THE ENTRANCE: RUINS OF SLAUGHAM PLACE.
A true exemplar this of that Sussex of which in 1690 a barrister on circuit, whose profession led him by evil chance into this county, writes to his wife: “The Sussex ways are bad and ruinous beyond imagination. I vow ’tis melancholy consideration that mankind will inhabit such a heap of dirt for a poor livelihood. The county is in a sink of about fourteen miles broad, which receives all the water that falls from the long ranges of hills on both sides of it, and not being furnished with convenient draining, is kept moist and soft by the water till the middle of a dry summer, which is only able to make it tolerable to ride for a short time.”
Such soft and shaky earth as this could not bear the weight of so ponderous a structure as was Slaugham Place: the swamps pulled its masonry apart and rotted its fittings. Despairing of victory over the reeking moisture, its owners left it for healthier sites. Then the rapacity of all those neighbouring folk who had need of building material completed the havoc wrought by natural forces, and finally Slaugham Place became what it is to-day. Its clock-tower was pulled down and removed to Cuckfield Park, where it now spans the entrance drive of that romantic spot, and its handsomely carved Jacobean stairway is to-day the pride and glory of the “Star” Hotel at Lewes.

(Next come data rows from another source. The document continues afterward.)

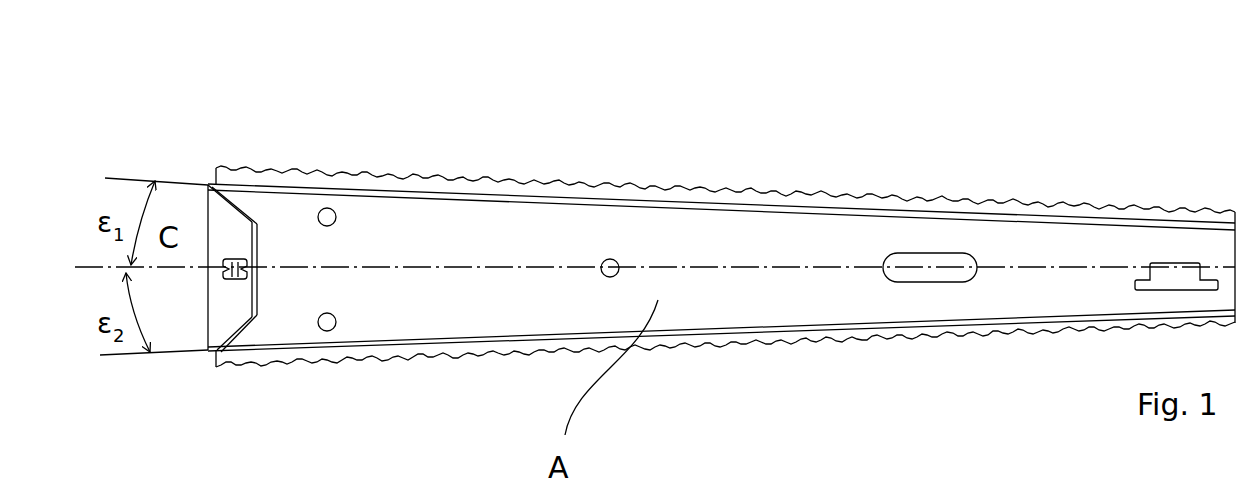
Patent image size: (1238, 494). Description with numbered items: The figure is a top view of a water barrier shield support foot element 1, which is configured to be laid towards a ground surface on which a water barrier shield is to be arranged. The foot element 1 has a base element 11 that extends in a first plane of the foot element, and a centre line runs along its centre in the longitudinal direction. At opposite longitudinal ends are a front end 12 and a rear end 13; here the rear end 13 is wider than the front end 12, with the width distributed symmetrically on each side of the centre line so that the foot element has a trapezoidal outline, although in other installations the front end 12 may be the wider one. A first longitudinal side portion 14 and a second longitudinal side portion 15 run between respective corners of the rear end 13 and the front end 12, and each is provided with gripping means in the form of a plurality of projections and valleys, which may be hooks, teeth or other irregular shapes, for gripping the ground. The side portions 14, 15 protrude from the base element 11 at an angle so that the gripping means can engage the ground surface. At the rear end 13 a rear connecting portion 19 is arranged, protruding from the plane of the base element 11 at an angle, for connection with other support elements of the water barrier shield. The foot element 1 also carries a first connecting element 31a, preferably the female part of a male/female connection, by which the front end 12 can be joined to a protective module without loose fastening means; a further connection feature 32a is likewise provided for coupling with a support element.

The water barrier shield support foot element 1 is at (353, 140).
The base element 11 is at (535, 222).
The front end 12 is at (1230, 248).
The rear end 13 is at (208, 300).
The first longitudinal side portion 14 is at (857, 197).
The second longitudinal side portion 15 is at (748, 342).
The rear connecting portion 19 is at (233, 313).
The first connecting element 31a is at (1180, 283).
The clip 32a is at (257, 278).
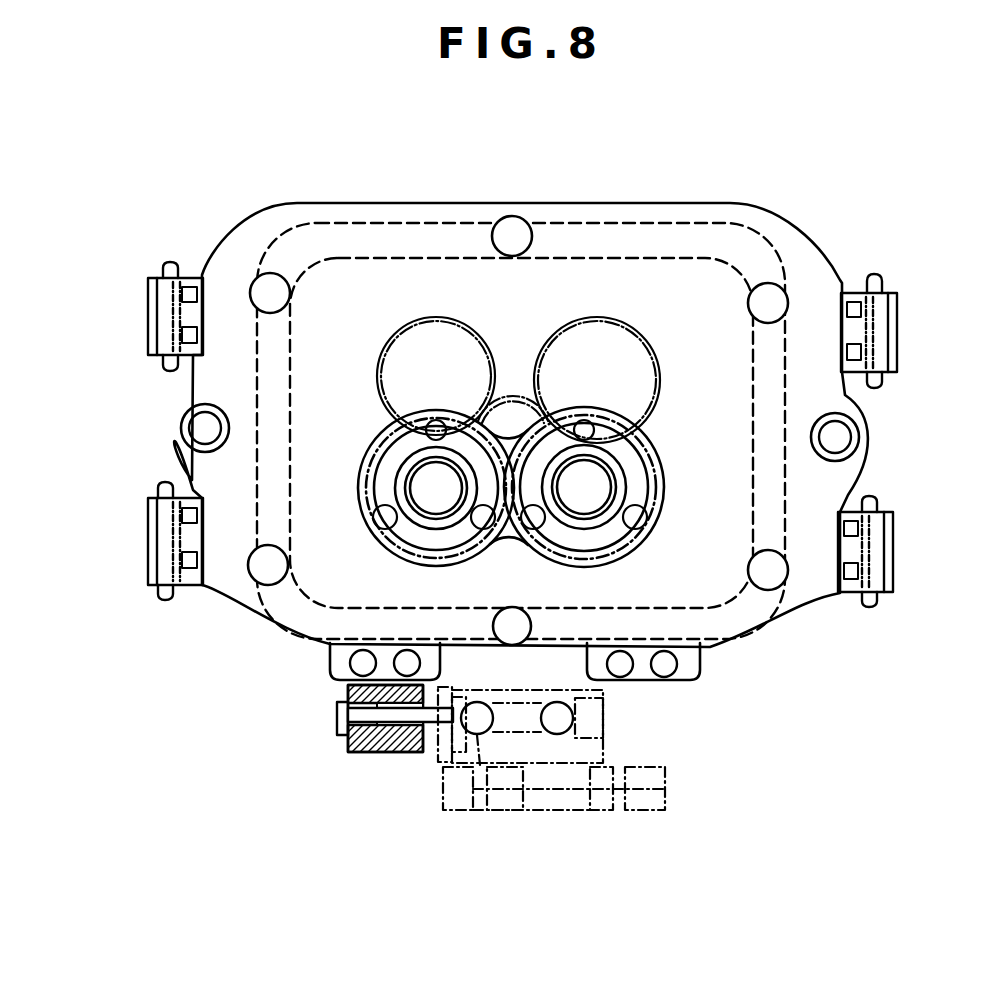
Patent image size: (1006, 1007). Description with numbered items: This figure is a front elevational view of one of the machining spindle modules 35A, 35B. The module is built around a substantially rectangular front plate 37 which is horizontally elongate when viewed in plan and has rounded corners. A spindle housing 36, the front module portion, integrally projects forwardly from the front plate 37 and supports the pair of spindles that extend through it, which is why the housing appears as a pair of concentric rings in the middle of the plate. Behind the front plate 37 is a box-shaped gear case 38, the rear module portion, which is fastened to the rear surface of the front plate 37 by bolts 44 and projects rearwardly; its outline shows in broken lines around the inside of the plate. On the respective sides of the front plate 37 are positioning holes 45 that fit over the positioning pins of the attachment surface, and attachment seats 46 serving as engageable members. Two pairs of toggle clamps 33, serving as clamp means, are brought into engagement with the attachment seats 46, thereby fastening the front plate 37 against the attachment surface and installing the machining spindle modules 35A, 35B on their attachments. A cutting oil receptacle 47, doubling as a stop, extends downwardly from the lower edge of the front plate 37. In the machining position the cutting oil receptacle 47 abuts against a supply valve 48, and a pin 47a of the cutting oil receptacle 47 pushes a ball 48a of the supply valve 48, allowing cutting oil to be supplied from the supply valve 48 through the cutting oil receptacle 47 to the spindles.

The Coverts are gone; their heraldic shields, in company of an architectural frieze of greyhounds’ and leopards’ heads and skulls of oxen wreathed in drapery, still decorate what remains of the north front of their mansion, and their achievements are repeated upon their tombs within the little church of Slaugham on the hillside. You may, if heraldically versed, learn from their quarterings into what families they married; but the deeds they wrought, and their virtues and their vices, are, for the most part, clean forgotten, even as their name is gone out of the land, who once, as tradition has it, travelled southward from London to the sea on their own manors.
BOLNEY.
The squat, shingled spirelet of Slaugham Church and its decorated architecture mark the spot where many of this knightly race lie buried. In the Covert Chapel is the handsome brass of John Covert, who died in 1503; and in the north wall of the chancel is the canopied altar-tomb of Richard Covert, the much-married, who died in 1547, and is represented, in company of three of his four wives, by little brass effigies, together with a curious brass representing the Saviour rising from the tomb, guarded by armed knights of weirdly-humorous aspect, the more diverting because executed all innocent of joke or irreverence.